The '100-year flood' fallacy: Return periods misleading in communication of flood risk

by Timothy Oleson
Monday, December 8, 2014

Terms like "100-year flood," which designate return periods for events like floods, storms and droughts, may not be the best way to communicate the risk they pose. Credit: ©

The “100-year flood” is a familiar term to anyone who lives in a flood-prone area or has ever looked at a flood map before buying homeowner’s insurance. Return periods, or recurrence intervals, like this are standard parlance for describing the magnitude and potential hazard of floods, as well as other hydrologic events like storms and droughts. Although such terms have long helped policymakers and the public try to make sense of severe weather, one researcher suggests they may confuse the issue more than clarify it.

Return periods refer to the amount of time that passes on average between consecutive events of similar magnitude for a given location. “The famous 100-year flood is the flood that’s exceeded on average once every 100 years,” meaning “it has a 1 percent chance of occurring in any given year,” says Richard Vogel, a hydrologist at Tufts University in Medford, Mass.

But when it comes to communicating potential risk from flooding, Vogel says, return periods, widely used in hydrology, give many people a false sense of security, partly because they are often mistaken as absolutes instead of averages. Also, people can easily misconstrue the short- and long-term likelihoods of a severe event occurring. A 1 percent chance of a 100-year flood occurring in a given year, for instance, doesn’t equate to a 1 percent chance that such a flood will happen during a 100-year period. Rather, he notes, if you calculate the actual probability, “there’s a 64 percent chance you’re going to see something bigger than that in the next 100 years.”

Vogel spoke about potential revisions to traditional approaches during a session at the 2014 annual meeting of the European Geosciences Union in Vienna, Austria, last May. Instead of return periods, he says, most fields that deal with the probabilities of potential catastrophes occurring — natural, financial or otherwise — talk in terms of reliability, or the odds that a catastrophe will not occur within a given time frame.

Earthquake engineers, for example, relate the strength of new buildings to ground shaking from the “maximum considered earthquake” in an area, which has a 2 percent chance of being exceeded in a 50-year period. That equates to 98 percent reliability that such an earthquake will not happen within the 50-year time frame (equivalent to protecting against an earthquake with a 2,475-year average return period). Similarly, he says, financial planners often use simulations and models to ensure with 95 percent reliability that their clients' retirement funds will be solvent over a 30-year period.

“We want to be sure in an uncertain world, so [these industries] talk about reliabilities over long periods of time,” Vogel says. “We should be doing that for floods; it turns out if you tell somebody they’re protected against a 100-year flood … your reliability is only 36 percent” over the next century.

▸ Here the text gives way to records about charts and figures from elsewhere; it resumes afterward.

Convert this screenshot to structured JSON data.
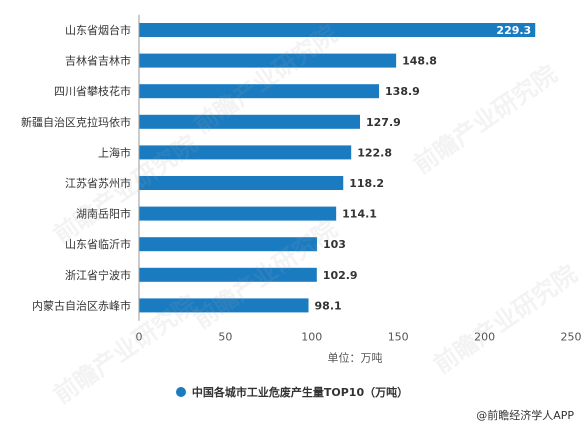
{
  "chart_data": {
    "type": "bar",
    "orientation": "horizontal",
    "categories": [
      "山东省烟台市",
      "吉林省吉林市",
      "四川省攀枝花市",
      "新疆自治区克拉玛依市",
      "上海市",
      "江苏省苏州市",
      "湖南岳阳市",
      "山东省临沂市",
      "浙江省宁波市",
      "内蒙古自治区赤峰市"
    ],
    "values": [
      229.3,
      148.8,
      138.9,
      127.9,
      122.8,
      118.2,
      114.1,
      103,
      102.9,
      98.1
    ],
    "value_labels": [
      "229.3",
      "148.8",
      "138.9",
      "127.9",
      "122.8",
      "118.2",
      "114.1",
      "103",
      "102.9",
      "98.1"
    ],
    "series": [
      {
        "name": "中国各城市工业危废产生量TOP10（万吨）",
        "values": [
          229.3,
          148.8,
          138.9,
          127.9,
          122.8,
          118.2,
          114.1,
          103,
          102.9,
          98.1
        ]
      }
    ],
    "xlabel": "单位：万吨",
    "xlim": [
      0,
      250
    ],
    "xticks": [
      "0",
      "50",
      "100",
      "150",
      "200",
      "250"
    ],
    "grid": false,
    "legend_position": "bottom",
    "bar_color": "#1a7bc1"
  },
  "source": "@前瞻经济学人APP",
  "watermark": "前瞻产业研究院"
}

Another problem is that, in a world of changing climates and increasing development, return periods — often based on records dating back less than a century — for a particular magnitude event can also change over time. When flood maps are made with boundaries denoting 100-year-flood and 500-year-flood boundaries, as they typically are, “they really should have a date in the corner that says this map is for [a particular year], and it could change next year,” he says.

In a 2011 study in the Journal of the American Water Resources Association, Vogel and his colleagues examined decades-long records from thousands of U.S. streamgages nationwide, and found that average streamflows and flooding in many areas had increased greatly, two- to three-fold per decade since the mid-20th century (the duration of the streamgage records varies from station to station). The most dramatic increases were seen in large urban areas — in the Northeast and coastal California, for example — suggesting the changes resulted primarily from urbanization.

“As cities and towns become more paved, the size and frequency of floods go up very quickly,” he says. “But remarkably, there are no standard approaches for correcting for urbanization when estimating the 100-year flood.”

Considering the confusion over the term’s meanings, and that return periods and recurrence intervals for floods, storms and droughts aren’t static, Vogel says, “it becomes very misleading … to tell people the average time they have to wait until the next flood.”